Le personnage le plus hors du commun reste toutefois le grand Igor Grabonstine lui-même, dont la narration suit les pensées, souvent méprisantes, envers ses comparses de travail. Son égo démesuré a provoqué chez moi des pouffées de rire involontaires, et ce n’est rien quant aux réflexions hautaines (ainsi qu’ouvertement racistes et sexistes) qu’il entretient, notamment envers la plantureuse nounou de Danny, Deborah Cassinger, réflexions agrémentées de commentaires narratifs absolument parfaits qui accentuent l’absurdité desdites pensées.
Ce qui m’a toutefois le plus plût dans ce roman, ce sont les abondantes références au film de Kubrick. Les acteurs qui jouent des personnages qui, dans le film, ont le « shining », sont également surdoués dans le roman de Handfield. Certains passages du roman sont précédés d’intertitres insérés tout comme ceux du film, en lettres majuscules en plein milieu d’une page. L’auteur a même fait référence aux erreurs du film, par exemple l’ombre d’hélicoptère que l’on peut apercevoir dans les plans d’ouverture du film culte ou bien le fait que Shelley Duvall «surjoue» certaines scènes du film.
Il s’agit honnêtement d’un des livres les plus absurdes que j’ai lu dans les dernières années, et j’ai adoré! Mathieu Handfield, si tu lis ceci: j’attends impatiemment la suite, Igor Grabonstine à l’école du Mal. Pour vrai, là.
[i] Peut-être parce que je trouve que la majorité des films de Stanley Kubrick sont surestimés… excusez-la! (Le Shining et Full Metal Jacket exclus.
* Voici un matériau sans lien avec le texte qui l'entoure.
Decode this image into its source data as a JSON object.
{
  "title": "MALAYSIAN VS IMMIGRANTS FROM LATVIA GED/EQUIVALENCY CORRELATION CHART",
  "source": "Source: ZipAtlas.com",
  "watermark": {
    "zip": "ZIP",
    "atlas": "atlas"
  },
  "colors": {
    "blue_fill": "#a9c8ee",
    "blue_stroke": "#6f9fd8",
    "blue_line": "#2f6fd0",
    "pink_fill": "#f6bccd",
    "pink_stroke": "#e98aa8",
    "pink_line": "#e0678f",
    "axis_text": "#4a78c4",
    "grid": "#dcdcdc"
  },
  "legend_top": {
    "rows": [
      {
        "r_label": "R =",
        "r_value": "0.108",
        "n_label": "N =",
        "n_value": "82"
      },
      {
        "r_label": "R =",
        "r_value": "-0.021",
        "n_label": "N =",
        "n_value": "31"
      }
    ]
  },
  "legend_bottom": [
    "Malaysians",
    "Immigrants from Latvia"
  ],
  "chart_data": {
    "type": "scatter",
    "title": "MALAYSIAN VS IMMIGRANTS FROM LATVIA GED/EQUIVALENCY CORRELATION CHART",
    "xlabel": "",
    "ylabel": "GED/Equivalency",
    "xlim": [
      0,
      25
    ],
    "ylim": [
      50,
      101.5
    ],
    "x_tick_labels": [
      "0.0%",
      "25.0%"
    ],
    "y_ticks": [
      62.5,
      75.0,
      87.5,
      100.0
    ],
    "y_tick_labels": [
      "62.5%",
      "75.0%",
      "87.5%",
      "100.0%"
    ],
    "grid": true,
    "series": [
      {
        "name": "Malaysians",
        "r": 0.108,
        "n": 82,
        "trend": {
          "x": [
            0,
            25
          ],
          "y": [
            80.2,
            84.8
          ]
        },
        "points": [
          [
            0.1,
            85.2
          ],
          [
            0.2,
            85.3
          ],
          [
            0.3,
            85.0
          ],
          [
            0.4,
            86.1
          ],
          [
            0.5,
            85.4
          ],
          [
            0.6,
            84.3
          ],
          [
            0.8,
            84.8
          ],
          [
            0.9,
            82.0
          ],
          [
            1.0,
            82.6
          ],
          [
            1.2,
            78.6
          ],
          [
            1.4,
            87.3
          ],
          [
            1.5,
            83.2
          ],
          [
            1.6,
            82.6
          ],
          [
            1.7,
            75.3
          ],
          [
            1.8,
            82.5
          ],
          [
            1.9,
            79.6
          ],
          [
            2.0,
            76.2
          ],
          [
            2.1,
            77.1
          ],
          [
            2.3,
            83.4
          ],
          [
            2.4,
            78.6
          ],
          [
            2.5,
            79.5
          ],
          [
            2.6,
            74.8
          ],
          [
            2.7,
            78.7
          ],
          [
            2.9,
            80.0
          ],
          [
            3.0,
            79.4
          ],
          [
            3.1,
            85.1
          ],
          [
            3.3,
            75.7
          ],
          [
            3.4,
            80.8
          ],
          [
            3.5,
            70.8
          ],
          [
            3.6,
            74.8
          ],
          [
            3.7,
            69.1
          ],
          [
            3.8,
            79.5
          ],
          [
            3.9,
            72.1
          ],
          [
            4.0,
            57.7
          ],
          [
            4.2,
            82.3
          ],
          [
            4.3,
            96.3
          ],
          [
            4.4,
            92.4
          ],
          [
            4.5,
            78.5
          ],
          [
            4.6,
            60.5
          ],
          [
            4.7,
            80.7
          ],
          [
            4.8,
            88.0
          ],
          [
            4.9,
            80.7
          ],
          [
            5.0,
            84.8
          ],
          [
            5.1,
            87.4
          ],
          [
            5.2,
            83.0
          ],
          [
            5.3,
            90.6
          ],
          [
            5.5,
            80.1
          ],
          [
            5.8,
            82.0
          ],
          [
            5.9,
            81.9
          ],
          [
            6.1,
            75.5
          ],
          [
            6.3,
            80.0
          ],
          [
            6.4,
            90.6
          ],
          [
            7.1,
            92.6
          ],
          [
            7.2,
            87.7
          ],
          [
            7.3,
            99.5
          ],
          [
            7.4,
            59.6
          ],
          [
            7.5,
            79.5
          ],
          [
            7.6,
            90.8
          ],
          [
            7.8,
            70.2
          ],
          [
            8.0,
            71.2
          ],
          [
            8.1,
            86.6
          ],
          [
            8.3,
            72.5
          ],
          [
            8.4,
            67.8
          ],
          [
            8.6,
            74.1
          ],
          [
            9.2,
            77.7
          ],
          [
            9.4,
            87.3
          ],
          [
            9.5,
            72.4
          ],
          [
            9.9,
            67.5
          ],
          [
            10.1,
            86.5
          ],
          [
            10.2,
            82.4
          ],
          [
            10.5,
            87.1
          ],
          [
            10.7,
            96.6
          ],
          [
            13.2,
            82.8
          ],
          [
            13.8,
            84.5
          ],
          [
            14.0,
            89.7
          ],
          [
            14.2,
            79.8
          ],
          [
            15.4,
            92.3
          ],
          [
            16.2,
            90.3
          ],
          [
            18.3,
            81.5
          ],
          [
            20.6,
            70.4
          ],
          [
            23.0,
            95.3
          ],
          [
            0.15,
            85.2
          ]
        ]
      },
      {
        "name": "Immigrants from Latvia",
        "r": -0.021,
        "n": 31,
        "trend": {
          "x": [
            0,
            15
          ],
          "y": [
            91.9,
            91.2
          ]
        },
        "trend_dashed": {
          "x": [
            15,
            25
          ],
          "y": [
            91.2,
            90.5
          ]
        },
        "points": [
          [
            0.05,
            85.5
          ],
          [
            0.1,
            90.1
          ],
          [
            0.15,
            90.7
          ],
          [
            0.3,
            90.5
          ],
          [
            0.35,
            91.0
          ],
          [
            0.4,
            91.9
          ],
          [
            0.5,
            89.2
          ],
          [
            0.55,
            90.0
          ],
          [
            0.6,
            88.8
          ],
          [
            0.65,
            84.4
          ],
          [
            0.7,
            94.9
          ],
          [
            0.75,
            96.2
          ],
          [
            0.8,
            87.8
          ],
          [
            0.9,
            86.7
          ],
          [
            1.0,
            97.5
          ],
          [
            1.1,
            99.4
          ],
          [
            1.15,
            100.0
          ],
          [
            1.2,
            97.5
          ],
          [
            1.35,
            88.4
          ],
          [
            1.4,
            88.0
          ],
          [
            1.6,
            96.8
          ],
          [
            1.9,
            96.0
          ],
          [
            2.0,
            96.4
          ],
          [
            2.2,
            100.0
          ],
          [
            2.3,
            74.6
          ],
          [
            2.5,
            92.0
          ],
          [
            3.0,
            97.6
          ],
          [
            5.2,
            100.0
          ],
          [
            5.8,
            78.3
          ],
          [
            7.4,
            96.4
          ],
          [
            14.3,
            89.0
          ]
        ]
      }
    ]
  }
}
Et peut-être Doctor Strangelove, je ne l’ai pas vu et ne peux donc pas encore en discuter).
[ii] Je vous assure que j’ai aimé le film!
[iii] D’ailleurs, si vous aimez l’ensemble de l’œuvre de Stephen King, je vous conseille fortement l’épisode de Pop-en-stock sur le sujet, que vous pourrez écouter ici. Leur hypothèse de l’omniprésente du «Shining» dans toute son œuvre est assez intéressante, merci! Et, écoutez donc tous les épisodes, ils sont rarement impertinents. Je les aime.